Will I need medication for Childhood ADHD?

Not always. Many people manage Childhood ADHD with therapy alone. For moderate-to-severe symptoms, medication can speed relief and make therapy more effective. A psychiatric provider (MD, DO, or PMHNP) — separate from your therapist — handles prescribing.

How do I know if it's really Childhood ADHD or something else?

Self-screening tools are useful starting points, but only a licensed clinician can diagnose. Several conditions share overlapping symptoms (e.g., trauma, ADHD, thyroid issues, sleep disorders), so a thorough intake assessment is important before settling on a treatment plan.

Can I do Childhood ADHD therapy by telehealth?

Yes. Research shows telehealth is as effective as in-person care for most outpatient mental-health conditions, including Childhood ADHD. Every clinician in our directory is set up for secure video sessions across Texas.

Will my Childhood ADHD diagnosis affect my job, security clearance, or insurance?

Therapy records are confidential under HIPAA. Diagnoses billed to insurance become part of your medical record but are not visible to your employer. Federal security clearances generally don't penalize people for seeking mental-health care — in fact, untreated symptoms are a bigger risk factor.
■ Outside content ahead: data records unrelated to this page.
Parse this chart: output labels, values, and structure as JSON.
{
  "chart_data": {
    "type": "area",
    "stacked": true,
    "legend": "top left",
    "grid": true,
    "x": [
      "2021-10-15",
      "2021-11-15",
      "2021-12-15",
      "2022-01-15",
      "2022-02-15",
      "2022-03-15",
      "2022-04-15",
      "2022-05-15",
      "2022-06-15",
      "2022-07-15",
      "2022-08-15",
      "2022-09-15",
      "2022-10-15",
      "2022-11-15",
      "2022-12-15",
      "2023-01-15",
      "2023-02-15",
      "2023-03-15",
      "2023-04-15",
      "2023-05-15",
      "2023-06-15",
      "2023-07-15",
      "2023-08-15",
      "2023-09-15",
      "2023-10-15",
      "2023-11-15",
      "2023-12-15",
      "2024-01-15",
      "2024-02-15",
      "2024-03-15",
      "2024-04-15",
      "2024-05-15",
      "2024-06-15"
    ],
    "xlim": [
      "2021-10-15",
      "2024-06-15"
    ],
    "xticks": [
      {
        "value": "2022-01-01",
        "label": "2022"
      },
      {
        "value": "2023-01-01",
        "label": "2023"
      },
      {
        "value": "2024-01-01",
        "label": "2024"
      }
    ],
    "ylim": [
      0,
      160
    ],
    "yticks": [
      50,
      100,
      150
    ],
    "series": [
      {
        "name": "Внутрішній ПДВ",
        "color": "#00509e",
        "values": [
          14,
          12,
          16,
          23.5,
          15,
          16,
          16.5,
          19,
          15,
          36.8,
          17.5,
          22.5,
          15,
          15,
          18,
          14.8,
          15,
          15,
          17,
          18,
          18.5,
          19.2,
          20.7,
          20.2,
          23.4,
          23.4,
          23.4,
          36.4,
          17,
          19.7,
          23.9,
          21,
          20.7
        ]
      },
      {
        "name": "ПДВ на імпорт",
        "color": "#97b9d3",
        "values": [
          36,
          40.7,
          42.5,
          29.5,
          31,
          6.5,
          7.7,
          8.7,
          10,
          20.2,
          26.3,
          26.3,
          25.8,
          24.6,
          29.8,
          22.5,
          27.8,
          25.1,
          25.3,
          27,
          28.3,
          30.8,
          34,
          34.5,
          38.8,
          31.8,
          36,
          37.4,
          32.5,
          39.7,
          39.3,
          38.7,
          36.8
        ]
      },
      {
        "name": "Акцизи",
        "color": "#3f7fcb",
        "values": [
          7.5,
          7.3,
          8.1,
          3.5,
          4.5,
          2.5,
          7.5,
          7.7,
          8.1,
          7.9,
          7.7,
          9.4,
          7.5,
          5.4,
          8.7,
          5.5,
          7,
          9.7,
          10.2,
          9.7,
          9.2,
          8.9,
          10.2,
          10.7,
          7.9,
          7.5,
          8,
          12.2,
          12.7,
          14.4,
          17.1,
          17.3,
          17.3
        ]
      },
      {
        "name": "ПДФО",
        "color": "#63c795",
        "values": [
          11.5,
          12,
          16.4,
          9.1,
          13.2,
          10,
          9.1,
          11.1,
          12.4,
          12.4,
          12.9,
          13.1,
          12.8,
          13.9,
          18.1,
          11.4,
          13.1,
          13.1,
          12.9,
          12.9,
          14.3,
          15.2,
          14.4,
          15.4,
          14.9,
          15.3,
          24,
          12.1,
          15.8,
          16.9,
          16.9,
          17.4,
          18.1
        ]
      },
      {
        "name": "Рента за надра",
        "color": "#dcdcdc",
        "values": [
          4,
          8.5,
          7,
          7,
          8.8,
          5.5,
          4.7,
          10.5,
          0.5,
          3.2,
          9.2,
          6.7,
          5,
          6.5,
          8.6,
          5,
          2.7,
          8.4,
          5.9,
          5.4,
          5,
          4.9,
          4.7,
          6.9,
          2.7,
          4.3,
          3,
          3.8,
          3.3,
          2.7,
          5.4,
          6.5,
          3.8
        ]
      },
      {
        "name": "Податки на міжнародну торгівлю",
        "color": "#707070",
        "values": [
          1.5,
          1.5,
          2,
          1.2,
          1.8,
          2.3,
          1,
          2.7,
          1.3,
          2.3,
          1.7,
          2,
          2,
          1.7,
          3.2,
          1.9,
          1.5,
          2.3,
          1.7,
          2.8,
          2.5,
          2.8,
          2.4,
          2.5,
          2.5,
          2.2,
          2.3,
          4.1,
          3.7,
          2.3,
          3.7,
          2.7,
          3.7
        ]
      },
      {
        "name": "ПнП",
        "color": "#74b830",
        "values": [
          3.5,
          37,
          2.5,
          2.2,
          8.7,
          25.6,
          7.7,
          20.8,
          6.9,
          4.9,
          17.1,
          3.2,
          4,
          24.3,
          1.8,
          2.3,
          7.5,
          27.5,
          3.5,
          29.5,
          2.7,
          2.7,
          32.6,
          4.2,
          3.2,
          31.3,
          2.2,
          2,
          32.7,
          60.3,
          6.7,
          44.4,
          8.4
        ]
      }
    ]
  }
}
How soon should I see results?

Many people notice some relief within the first 4-6 sessions. Significant, durable change for Childhood ADHD typically takes 3-6 months of weekly work, longer for complex or chronic presentations. Track progress with your therapist using brief check-in measures.

What if I'm in crisis with Childhood ADHD right now?

If you're considering harming yourself or others, call or text 988 (Suicide & Crisis Lifeline, 24/7, English and Spanish) or go to the nearest emergency room. Any Texas ER is required to evaluate behavioral-health emergencies.

Sources

Last reviewed: 5/17/2026. This page is for informational purposes only and is not a substitute for diagnosis or treatment by a licensed clinician.